Property prices in Rotherham are 1.3% higher than a year ago and 0.7% higher than last month.

So what does this mean for Rotherham landlords and homeowners? In reality, not that much unless you are buying or selling. Most sellers are buyers anyway, so if the one you are buying has gone up, yours has gone up.

Everything is relative and what I would say is this:

If you look hard enough there are still some bargains to be had in Rotherham – even in this market.

However, the most important question you should be asking is not ‘what is happening to property prices?’ but ‘which price band is actually selling?’

I like to keep an eye on the property market in Rotherham on a daily basis because it enables me to give the best advice and opinions on what to buy or not to buy.

If you look at Rotherham and split the property market into four equalled sized price bands, each price band would have around 25% of the property in Rotherham.
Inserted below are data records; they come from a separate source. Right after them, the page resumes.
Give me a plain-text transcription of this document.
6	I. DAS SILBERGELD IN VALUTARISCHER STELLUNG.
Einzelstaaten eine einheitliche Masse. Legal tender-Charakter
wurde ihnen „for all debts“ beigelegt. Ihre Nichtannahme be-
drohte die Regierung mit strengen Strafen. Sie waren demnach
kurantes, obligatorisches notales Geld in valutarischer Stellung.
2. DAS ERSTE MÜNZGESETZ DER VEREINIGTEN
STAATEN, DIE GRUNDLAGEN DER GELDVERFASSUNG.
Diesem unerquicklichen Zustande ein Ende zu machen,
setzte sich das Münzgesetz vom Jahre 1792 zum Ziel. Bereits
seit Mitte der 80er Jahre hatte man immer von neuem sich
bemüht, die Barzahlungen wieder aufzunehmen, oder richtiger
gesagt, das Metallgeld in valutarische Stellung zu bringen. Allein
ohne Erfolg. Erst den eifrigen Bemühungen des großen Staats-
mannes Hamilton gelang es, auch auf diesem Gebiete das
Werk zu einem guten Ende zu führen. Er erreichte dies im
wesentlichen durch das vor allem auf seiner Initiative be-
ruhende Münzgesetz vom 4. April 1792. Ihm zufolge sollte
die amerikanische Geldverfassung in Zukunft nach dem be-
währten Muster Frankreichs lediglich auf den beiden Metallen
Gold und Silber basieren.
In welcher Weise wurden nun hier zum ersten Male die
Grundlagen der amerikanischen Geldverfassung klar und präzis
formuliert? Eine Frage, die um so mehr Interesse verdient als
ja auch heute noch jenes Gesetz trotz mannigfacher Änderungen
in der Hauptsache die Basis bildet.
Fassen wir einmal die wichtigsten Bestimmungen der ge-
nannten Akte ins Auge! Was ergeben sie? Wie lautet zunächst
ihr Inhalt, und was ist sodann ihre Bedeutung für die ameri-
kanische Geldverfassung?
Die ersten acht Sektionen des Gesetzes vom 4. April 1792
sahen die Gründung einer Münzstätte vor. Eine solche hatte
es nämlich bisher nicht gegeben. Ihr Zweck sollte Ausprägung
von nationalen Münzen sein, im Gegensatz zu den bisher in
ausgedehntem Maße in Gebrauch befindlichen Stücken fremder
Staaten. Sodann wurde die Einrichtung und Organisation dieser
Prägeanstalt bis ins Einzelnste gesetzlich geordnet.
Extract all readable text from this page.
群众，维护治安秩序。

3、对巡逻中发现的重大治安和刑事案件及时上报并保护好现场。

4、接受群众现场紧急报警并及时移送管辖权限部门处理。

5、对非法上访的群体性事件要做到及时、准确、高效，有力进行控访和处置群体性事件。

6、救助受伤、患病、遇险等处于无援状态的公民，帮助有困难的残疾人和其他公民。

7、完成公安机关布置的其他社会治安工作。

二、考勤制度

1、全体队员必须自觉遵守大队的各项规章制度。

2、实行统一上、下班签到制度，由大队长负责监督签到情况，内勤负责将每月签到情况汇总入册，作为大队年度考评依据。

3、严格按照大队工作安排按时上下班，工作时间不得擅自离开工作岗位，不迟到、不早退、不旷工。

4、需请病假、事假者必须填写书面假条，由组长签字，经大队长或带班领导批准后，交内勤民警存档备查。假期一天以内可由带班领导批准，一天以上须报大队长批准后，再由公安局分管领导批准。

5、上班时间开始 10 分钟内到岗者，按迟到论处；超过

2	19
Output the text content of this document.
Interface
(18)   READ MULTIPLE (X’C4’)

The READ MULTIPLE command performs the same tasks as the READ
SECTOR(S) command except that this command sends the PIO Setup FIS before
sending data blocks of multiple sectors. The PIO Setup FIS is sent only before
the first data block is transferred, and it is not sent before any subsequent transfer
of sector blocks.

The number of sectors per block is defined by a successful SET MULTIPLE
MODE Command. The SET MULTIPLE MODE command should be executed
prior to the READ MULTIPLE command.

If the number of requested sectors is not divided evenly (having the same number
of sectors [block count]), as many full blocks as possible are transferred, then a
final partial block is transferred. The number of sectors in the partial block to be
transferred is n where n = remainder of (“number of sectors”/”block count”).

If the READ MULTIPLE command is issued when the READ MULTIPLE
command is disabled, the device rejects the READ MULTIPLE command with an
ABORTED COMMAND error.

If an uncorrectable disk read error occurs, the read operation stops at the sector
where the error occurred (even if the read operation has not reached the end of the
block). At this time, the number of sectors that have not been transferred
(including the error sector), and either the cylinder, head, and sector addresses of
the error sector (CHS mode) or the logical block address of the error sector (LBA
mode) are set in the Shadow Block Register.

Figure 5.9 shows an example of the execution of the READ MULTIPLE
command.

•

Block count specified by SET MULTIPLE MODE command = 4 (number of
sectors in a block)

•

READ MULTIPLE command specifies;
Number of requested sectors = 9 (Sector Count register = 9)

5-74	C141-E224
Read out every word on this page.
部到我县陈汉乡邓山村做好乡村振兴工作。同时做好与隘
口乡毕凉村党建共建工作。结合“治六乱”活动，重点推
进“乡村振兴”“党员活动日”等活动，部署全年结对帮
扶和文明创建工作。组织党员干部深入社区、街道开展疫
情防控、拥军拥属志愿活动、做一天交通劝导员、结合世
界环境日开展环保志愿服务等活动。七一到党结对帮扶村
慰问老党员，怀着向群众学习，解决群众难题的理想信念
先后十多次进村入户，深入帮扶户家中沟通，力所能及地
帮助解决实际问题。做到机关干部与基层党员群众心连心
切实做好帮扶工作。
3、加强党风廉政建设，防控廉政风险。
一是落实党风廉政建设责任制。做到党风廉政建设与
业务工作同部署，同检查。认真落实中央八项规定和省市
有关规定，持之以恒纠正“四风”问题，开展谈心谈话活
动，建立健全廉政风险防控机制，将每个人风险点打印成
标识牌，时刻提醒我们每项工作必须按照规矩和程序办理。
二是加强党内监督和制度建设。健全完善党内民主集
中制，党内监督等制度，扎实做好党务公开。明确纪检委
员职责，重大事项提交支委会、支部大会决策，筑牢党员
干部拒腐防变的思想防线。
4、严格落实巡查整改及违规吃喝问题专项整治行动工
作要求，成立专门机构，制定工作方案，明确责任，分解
A look at the percentage of properties on the market that are sold is quite interesting:

percentage-of-market-properties-sold

  • 0-£80k 387 properties for sale and 99 sold (stc) i.e. 20% sold
  • £80k-£120k 385 properties for sale and 138 sold (stc) i.e. 26% sold
  • £120k-£190k 367 properties for sale and 234 sold (stc) i.e. 38% sold
  • £190k+ 302 properties for sale and 102 sold (stc) i.e. 25% sold

Don’t you think that it’s fascinating that the middle market is doing the best?

The next nine months’ activity will be crucial in understanding which way the market will go this year after Brexit… but, Brexit or no Brexit, people will always need a roof over their head and that is why the property market has ridden the storms of oil crisis’ in the 1970s, the 1980s depression, Black Monday in the 1990s, and the credit crunch and the various house price crashes of 1973, 1987 and 2008.

And why?

Britain’s chronic lack of housing will prop up house prices and prevent a post-spike crash.

There is always a silver lining when it comes to the property market!